Archeologia e poesia 1861-1911 (Carducci, Pascoli e D’Annunzio)
4 Aprile 2012Il libro, scritto da uno storico dell’antichità che non di rado ha amato fare incursioni nella storia della letteratura italiana cogliendone interessanti prospettive di lettura, nasce da una serie di riflessioni sull’incidenza propagandistica dell’antico nella pubblicistica dei primi cinquant’anni dell’Italia unita.
La conquistata unità nazionale dopo l’epopea risorgimentale, Roma capitale, la ricerca di un posto e di un ruolo tra le grandi potenze, le avventure coloniali sono temi ampiamente decantati dalla propaganda politica, che non di rado si è avvalsa della voce dei poeti.

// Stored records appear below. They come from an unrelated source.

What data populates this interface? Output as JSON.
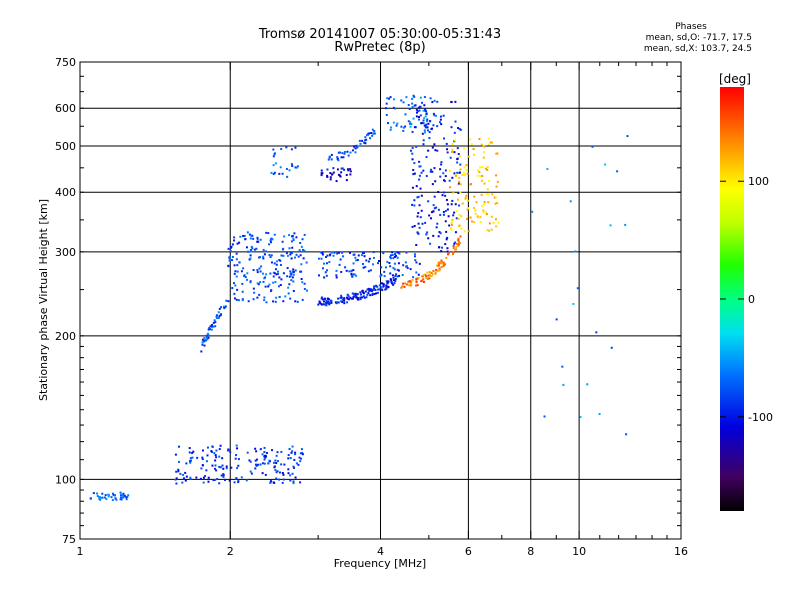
{
  "chart_data": {
    "type": "scatter",
    "title": "Tromsø 20141007 05:30:00-05:31:43",
    "subtitle": "RwPretec (8p)",
    "xlabel": "Frequency [MHz]",
    "ylabel": "Stationary phase Virtual Height [km]",
    "xscale": "log",
    "yscale": "log",
    "xlim": [
      1,
      16
    ],
    "ylim": [
      75,
      750
    ],
    "xticks": [
      1,
      2,
      4,
      6,
      8,
      10,
      16
    ],
    "yticks": [
      75,
      100,
      200,
      300,
      400,
      500,
      600,
      750
    ],
    "grid": true,
    "colorbar": {
      "label": "[deg]",
      "range": [
        -180,
        180
      ],
      "ticks": [
        100,
        0,
        -100
      ],
      "header": "Phases",
      "stats": [
        "mean, sd,O: -71.7, 17.5",
        "mean, sd,X: 103.7, 24.5"
      ]
    },
    "clusters": [
      {
        "f0": 1.05,
        "f1": 1.25,
        "h0": 91,
        "h1": 93,
        "phase": -70,
        "n": 45,
        "kind": "band"
      },
      {
        "f0": 1.55,
        "f1": 2.8,
        "h0": 98,
        "h1": 118,
        "phase": -90,
        "n": 190,
        "kind": "cloud"
      },
      {
        "f0": 1.75,
        "f1": 1.98,
        "h0": 190,
        "h1": 240,
        "phase": -75,
        "n": 45,
        "kind": "rise"
      },
      {
        "f0": 1.98,
        "f1": 2.85,
        "h0": 235,
        "h1": 330,
        "phase": -80,
        "n": 220,
        "kind": "cloud"
      },
      {
        "f0": 2.4,
        "f1": 2.75,
        "h0": 430,
        "h1": 500,
        "phase": -70,
        "n": 25,
        "kind": "cloud"
      },
      {
        "f0": 3.0,
        "f1": 4.3,
        "h0": 236,
        "h1": 262,
        "phase": -95,
        "n": 150,
        "kind": "trace"
      },
      {
        "f0": 3.0,
        "f1": 4.8,
        "h0": 265,
        "h1": 300,
        "phase": -85,
        "n": 120,
        "kind": "cloud"
      },
      {
        "f0": 3.1,
        "f1": 3.9,
        "h0": 470,
        "h1": 540,
        "phase": -80,
        "n": 50,
        "kind": "trace"
      },
      {
        "f0": 3.0,
        "f1": 3.5,
        "h0": 420,
        "h1": 450,
        "phase": -110,
        "n": 30,
        "kind": "cloud"
      },
      {
        "f0": 4.4,
        "f1": 5.8,
        "h0": 255,
        "h1": 320,
        "phase": 140,
        "n": 90,
        "kind": "trace"
      },
      {
        "f0": 4.1,
        "f1": 5.2,
        "h0": 530,
        "h1": 640,
        "phase": -70,
        "n": 70,
        "kind": "cloud"
      },
      {
        "f0": 4.6,
        "f1": 5.8,
        "h0": 300,
        "h1": 620,
        "phase": -100,
        "n": 180,
        "kind": "cloud"
      },
      {
        "f0": 5.5,
        "f1": 6.9,
        "h0": 330,
        "h1": 520,
        "phase": 110,
        "n": 120,
        "kind": "cloud"
      },
      {
        "f0": 8.0,
        "f1": 13.0,
        "h0": 120,
        "h1": 600,
        "phase": -60,
        "n": 22,
        "kind": "cloud"
      }
    ]
  }
}
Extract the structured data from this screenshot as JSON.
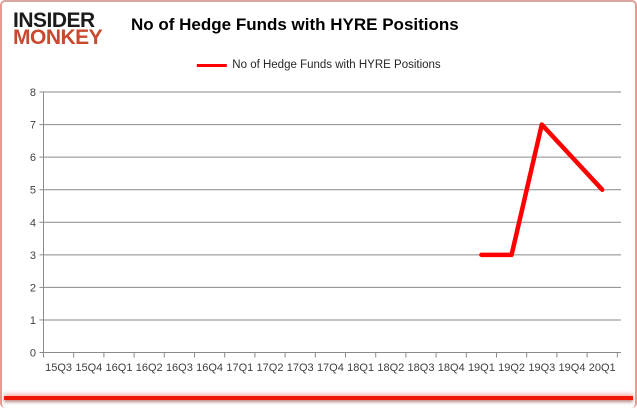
{
  "logo": {
    "line1": "INSIDER",
    "line2": "MONKEY"
  },
  "header": {
    "title": "No of Hedge Funds with HYRE Positions"
  },
  "legend": {
    "items": [
      {
        "label": "No of Hedge Funds with HYRE Positions",
        "color": "#ff0000"
      }
    ]
  },
  "chart_data": {
    "type": "line",
    "title": "No of Hedge Funds with HYRE Positions",
    "categories": [
      "15Q3",
      "15Q4",
      "16Q1",
      "16Q2",
      "16Q3",
      "16Q4",
      "17Q1",
      "17Q2",
      "17Q3",
      "17Q4",
      "18Q1",
      "18Q2",
      "18Q3",
      "18Q4",
      "19Q1",
      "19Q2",
      "19Q3",
      "19Q4",
      "20Q1"
    ],
    "series": [
      {
        "name": "No of Hedge Funds with HYRE Positions",
        "color": "#ff0000",
        "values": [
          null,
          null,
          null,
          null,
          null,
          null,
          null,
          null,
          null,
          null,
          null,
          null,
          null,
          null,
          3,
          3,
          7,
          6,
          5
        ]
      }
    ],
    "ylim": [
      0,
      8
    ],
    "ytick_step": 1,
    "xlabel": "",
    "ylabel": "",
    "grid": true,
    "legend_position": "top-center"
  },
  "colors": {
    "grid": "#8a8a8a",
    "axis_text": "#404040",
    "series_red": "#ff0000",
    "frame_border": "#e59a92",
    "frame_bottom": "#f01505",
    "logo_black": "#1b1b1b",
    "logo_red": "#c9492e"
  }
}
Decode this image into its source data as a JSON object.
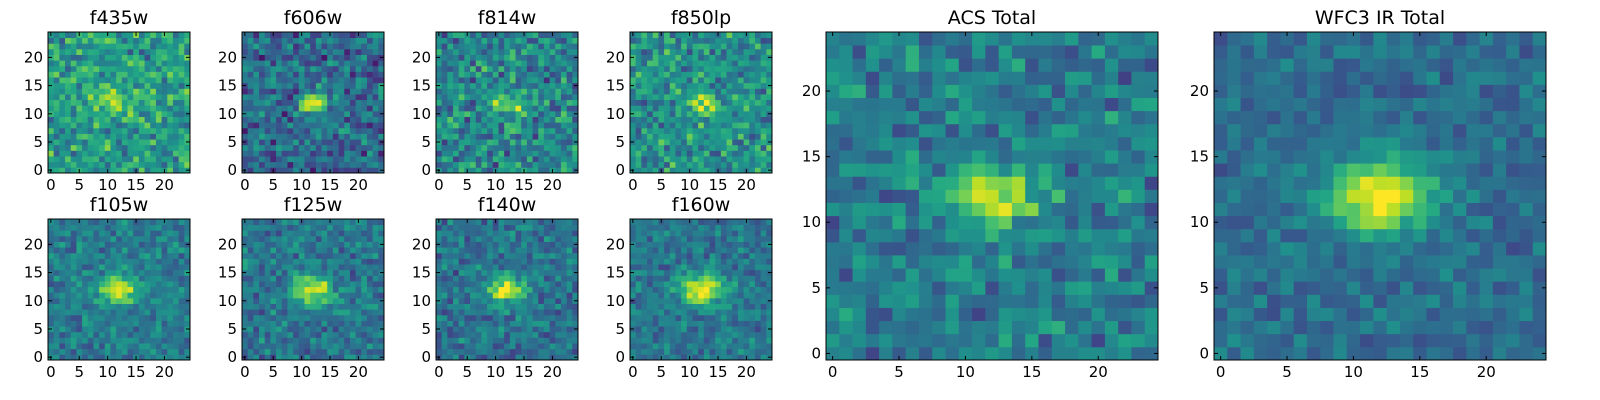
{
  "chart_data": {
    "type": "heatmap",
    "figure_description": "Image-stamp heatmaps (25x25 pixels each) in viridis colormap, one per photometric filter plus two stacked totals",
    "colormap": "viridis",
    "grid_size": [
      25,
      25
    ],
    "panels": [
      {
        "id": "f435w",
        "title": "f435w",
        "xticks": [
          "0",
          "5",
          "10",
          "15",
          "20"
        ],
        "yticks": [
          "0",
          "5",
          "10",
          "15",
          "20"
        ],
        "source_center": [
          12,
          12
        ],
        "source_radius": 3.5,
        "peak_strength": 0.25,
        "background_level": 0.55,
        "noise_level": 0.3,
        "seed": 11
      },
      {
        "id": "f606w",
        "title": "f606w",
        "xticks": [
          "0",
          "5",
          "10",
          "15",
          "20"
        ],
        "yticks": [
          "0",
          "5",
          "10",
          "15",
          "20"
        ],
        "source_center": [
          12,
          12
        ],
        "source_radius": 1.8,
        "peak_strength": 0.6,
        "background_level": 0.35,
        "noise_level": 0.3,
        "seed": 22
      },
      {
        "id": "f814w",
        "title": "f814w",
        "xticks": [
          "0",
          "5",
          "10",
          "15",
          "20"
        ],
        "yticks": [
          "0",
          "5",
          "10",
          "15",
          "20"
        ],
        "source_center": [
          12,
          12
        ],
        "source_radius": 2.0,
        "peak_strength": 0.45,
        "background_level": 0.45,
        "noise_level": 0.32,
        "seed": 33
      },
      {
        "id": "f850lp",
        "title": "f850lp",
        "xticks": [
          "0",
          "5",
          "10",
          "15",
          "20"
        ],
        "yticks": [
          "0",
          "5",
          "10",
          "15",
          "20"
        ],
        "source_center": [
          12,
          12
        ],
        "source_radius": 2.2,
        "peak_strength": 0.4,
        "background_level": 0.5,
        "noise_level": 0.3,
        "seed": 44
      },
      {
        "id": "f105w",
        "title": "f105w",
        "xticks": [
          "0",
          "5",
          "10",
          "15",
          "20"
        ],
        "yticks": [
          "0",
          "5",
          "10",
          "15",
          "20"
        ],
        "source_center": [
          12,
          12
        ],
        "source_radius": 2.5,
        "peak_strength": 0.55,
        "background_level": 0.42,
        "noise_level": 0.2,
        "seed": 55
      },
      {
        "id": "f125w",
        "title": "f125w",
        "xticks": [
          "0",
          "5",
          "10",
          "15",
          "20"
        ],
        "yticks": [
          "0",
          "5",
          "10",
          "15",
          "20"
        ],
        "source_center": [
          12,
          12
        ],
        "source_radius": 2.5,
        "peak_strength": 0.55,
        "background_level": 0.4,
        "noise_level": 0.22,
        "seed": 66
      },
      {
        "id": "f140w",
        "title": "f140w",
        "xticks": [
          "0",
          "5",
          "10",
          "15",
          "20"
        ],
        "yticks": [
          "0",
          "5",
          "10",
          "15",
          "20"
        ],
        "source_center": [
          12,
          12
        ],
        "source_radius": 2.5,
        "peak_strength": 0.55,
        "background_level": 0.38,
        "noise_level": 0.22,
        "seed": 77
      },
      {
        "id": "f160w",
        "title": "f160w",
        "xticks": [
          "0",
          "5",
          "10",
          "15",
          "20"
        ],
        "yticks": [
          "0",
          "5",
          "10",
          "15",
          "20"
        ],
        "source_center": [
          12,
          12
        ],
        "source_radius": 2.8,
        "peak_strength": 0.6,
        "background_level": 0.4,
        "noise_level": 0.2,
        "seed": 88
      },
      {
        "id": "acs-total",
        "title": "ACS Total",
        "xticks": [
          "0",
          "5",
          "10",
          "15",
          "20"
        ],
        "yticks": [
          "0",
          "5",
          "10",
          "15",
          "20"
        ],
        "source_center": [
          12,
          12
        ],
        "source_radius": 2.3,
        "peak_strength": 0.55,
        "background_level": 0.42,
        "noise_level": 0.24,
        "seed": 99
      },
      {
        "id": "wfc3-ir-total",
        "title": "WFC3 IR Total",
        "xticks": [
          "0",
          "5",
          "10",
          "15",
          "20"
        ],
        "yticks": [
          "0",
          "5",
          "10",
          "15",
          "20"
        ],
        "source_center": [
          12,
          12
        ],
        "source_radius": 3.0,
        "peak_strength": 0.62,
        "background_level": 0.36,
        "noise_level": 0.15,
        "seed": 111
      }
    ]
  }
}
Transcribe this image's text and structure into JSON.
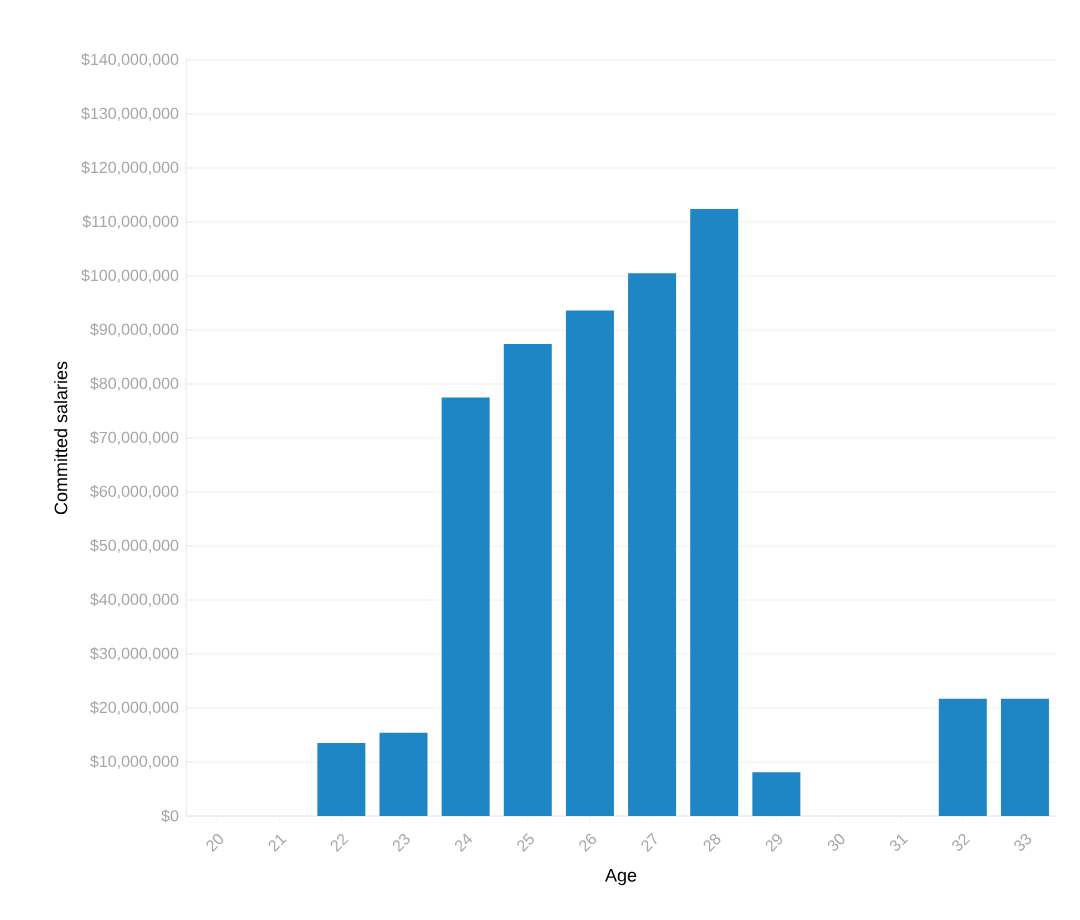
{
  "chart_data": {
    "type": "bar",
    "xlabel": "Age",
    "ylabel": "Committed salaries",
    "categories": [
      "20",
      "21",
      "22",
      "23",
      "24",
      "25",
      "26",
      "27",
      "28",
      "29",
      "30",
      "31",
      "32",
      "33"
    ],
    "values": [
      0,
      0,
      13500000.0,
      15400000.0,
      77500000.0,
      87400000.0,
      93600000.0,
      100500000.0,
      112400000.0,
      8100000.0,
      0,
      0,
      21700000.0,
      21700000.0
    ],
    "color": "#1f86c6",
    "ylim": [
      0,
      140000000
    ],
    "yticks": [
      {
        "value": 0,
        "label": "$0"
      },
      {
        "value": 10000000,
        "label": "$10,000,000"
      },
      {
        "value": 20000000,
        "label": "$20,000,000"
      },
      {
        "value": 30000000,
        "label": "$30,000,000"
      },
      {
        "value": 40000000,
        "label": "$40,000,000"
      },
      {
        "value": 50000000,
        "label": "$50,000,000"
      },
      {
        "value": 60000000,
        "label": "$60,000,000"
      },
      {
        "value": 70000000,
        "label": "$70,000,000"
      },
      {
        "value": 80000000,
        "label": "$80,000,000"
      },
      {
        "value": 90000000,
        "label": "$90,000,000"
      },
      {
        "value": 100000000,
        "label": "$100,000,000"
      },
      {
        "value": 110000000,
        "label": "$110,000,000"
      },
      {
        "value": 120000000,
        "label": "$120,000,000"
      },
      {
        "value": 130000000,
        "label": "$130,000,000"
      },
      {
        "value": 140000000,
        "label": "$140,000,000"
      }
    ],
    "grid": "y"
  }
}
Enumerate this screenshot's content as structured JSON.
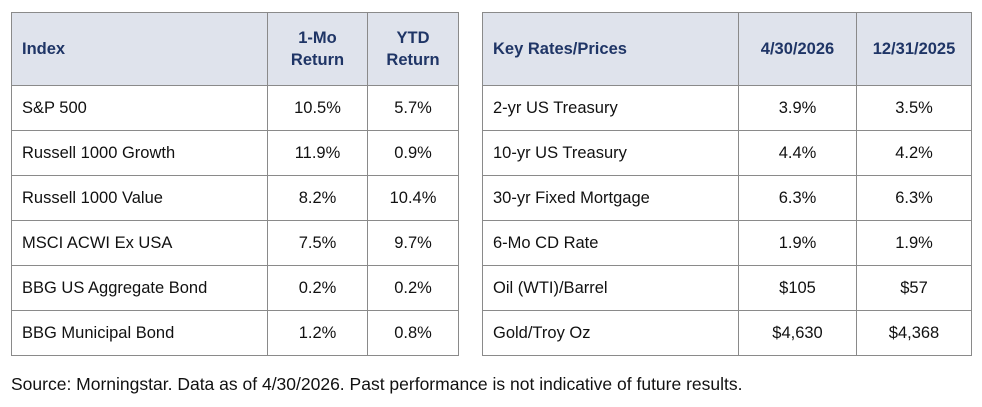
{
  "index_table": {
    "headers": [
      "Index",
      "1-Mo Return",
      "YTD Return"
    ],
    "rows": [
      [
        "S&P 500",
        "10.5%",
        "5.7%"
      ],
      [
        "Russell 1000 Growth",
        "11.9%",
        "0.9%"
      ],
      [
        "Russell 1000 Value",
        "8.2%",
        "10.4%"
      ],
      [
        "MSCI ACWI Ex USA",
        "7.5%",
        "9.7%"
      ],
      [
        "BBG US Aggregate Bond",
        "0.2%",
        "0.2%"
      ],
      [
        "BBG Municipal Bond",
        "1.2%",
        "0.8%"
      ]
    ]
  },
  "rates_table": {
    "headers": [
      "Key Rates/Prices",
      "4/30/2026",
      "12/31/2025"
    ],
    "rows": [
      [
        "2-yr US Treasury",
        "3.9%",
        "3.5%"
      ],
      [
        "10-yr US Treasury",
        "4.4%",
        "4.2%"
      ],
      [
        "30-yr Fixed Mortgage",
        "6.3%",
        "6.3%"
      ],
      [
        "6-Mo CD Rate",
        "1.9%",
        "1.9%"
      ],
      [
        "Oil (WTI)/Barrel",
        "$105",
        "$57"
      ],
      [
        "Gold/Troy Oz",
        "$4,630",
        "$4,368"
      ]
    ]
  },
  "footnote": "Source: Morningstar. Data as of 4/30/2026. Past performance is not indicative of future results.",
  "colors": {
    "header_background": "#dfe3ec",
    "header_text": "#1f3566",
    "border": "#8a8a8a",
    "body_text": "#111111"
  }
}
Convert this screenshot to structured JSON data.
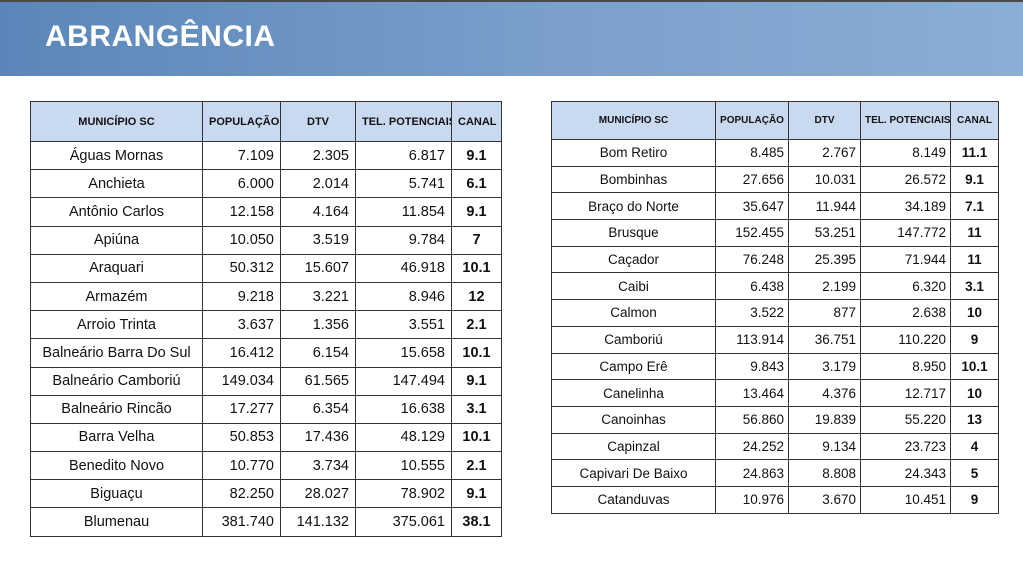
{
  "header": {
    "title": "ABRANGÊNCIA"
  },
  "tables": [
    {
      "columns": [
        "MUNICÍPIO SC",
        "POPULAÇÃO",
        "DTV",
        "TEL. POTENCIAIS",
        "CANAL"
      ],
      "rows": [
        [
          "Águas Mornas",
          "7.109",
          "2.305",
          "6.817",
          "9.1"
        ],
        [
          "Anchieta",
          "6.000",
          "2.014",
          "5.741",
          "6.1"
        ],
        [
          "Antônio Carlos",
          "12.158",
          "4.164",
          "11.854",
          "9.1"
        ],
        [
          "Apiúna",
          "10.050",
          "3.519",
          "9.784",
          "7"
        ],
        [
          "Araquari",
          "50.312",
          "15.607",
          "46.918",
          "10.1"
        ],
        [
          "Armazém",
          "9.218",
          "3.221",
          "8.946",
          "12"
        ],
        [
          "Arroio Trinta",
          "3.637",
          "1.356",
          "3.551",
          "2.1"
        ],
        [
          "Balneário Barra Do Sul",
          "16.412",
          "6.154",
          "15.658",
          "10.1"
        ],
        [
          "Balneário Camboriú",
          "149.034",
          "61.565",
          "147.494",
          "9.1"
        ],
        [
          "Balneário Rincão",
          "17.277",
          "6.354",
          "16.638",
          "3.1"
        ],
        [
          "Barra Velha",
          "50.853",
          "17.436",
          "48.129",
          "10.1"
        ],
        [
          "Benedito Novo",
          "10.770",
          "3.734",
          "10.555",
          "2.1"
        ],
        [
          "Biguaçu",
          "82.250",
          "28.027",
          "78.902",
          "9.1"
        ],
        [
          "Blumenau",
          "381.740",
          "141.132",
          "375.061",
          "38.1"
        ]
      ]
    },
    {
      "columns": [
        "MUNICÍPIO SC",
        "POPULAÇÃO",
        "DTV",
        "TEL. POTENCIAIS",
        "CANAL"
      ],
      "rows": [
        [
          "Bom Retiro",
          "8.485",
          "2.767",
          "8.149",
          "11.1"
        ],
        [
          "Bombinhas",
          "27.656",
          "10.031",
          "26.572",
          "9.1"
        ],
        [
          "Braço do Norte",
          "35.647",
          "11.944",
          "34.189",
          "7.1"
        ],
        [
          "Brusque",
          "152.455",
          "53.251",
          "147.772",
          "11"
        ],
        [
          "Caçador",
          "76.248",
          "25.395",
          "71.944",
          "11"
        ],
        [
          "Caibi",
          "6.438",
          "2.199",
          "6.320",
          "3.1"
        ],
        [
          "Calmon",
          "3.522",
          "877",
          "2.638",
          "10"
        ],
        [
          "Camboriú",
          "113.914",
          "36.751",
          "110.220",
          "9"
        ],
        [
          "Campo Erê",
          "9.843",
          "3.179",
          "8.950",
          "10.1"
        ],
        [
          "Canelinha",
          "13.464",
          "4.376",
          "12.717",
          "10"
        ],
        [
          "Canoinhas",
          "56.860",
          "19.839",
          "55.220",
          "13"
        ],
        [
          "Capinzal",
          "24.252",
          "9.134",
          "23.723",
          "4"
        ],
        [
          "Capivari De Baixo",
          "24.863",
          "8.808",
          "24.343",
          "5"
        ],
        [
          "Catanduvas",
          "10.976",
          "3.670",
          "10.451",
          "9"
        ]
      ]
    }
  ]
}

E per i poeti è l’antichità, soprattutto quella romana imperiale, a costituire lo strumento delle celebrazioni.
L’indagine cui si dà spazio in questo volume da un lato privilegia il monumento archeologico, dall’altro scandaglia la voce dei vati nazionali con l’intento di evidenziare come il monito del monumento archeologico venga filtrato dalla pagina dei poeti. L’autore afferma che il libro intende offrire all’archeologo una silloge di curiosità antiquarie, e all’italianista un’antologia delle massime brutture germinate dalla più impegnata produzione poetica del primo cinquantennio dell’Italia unita. Curiosità antiquarie e brutture che un’archeologa e un italianista cercheranno via via di focalizzare, in un dialogo con l’Autore.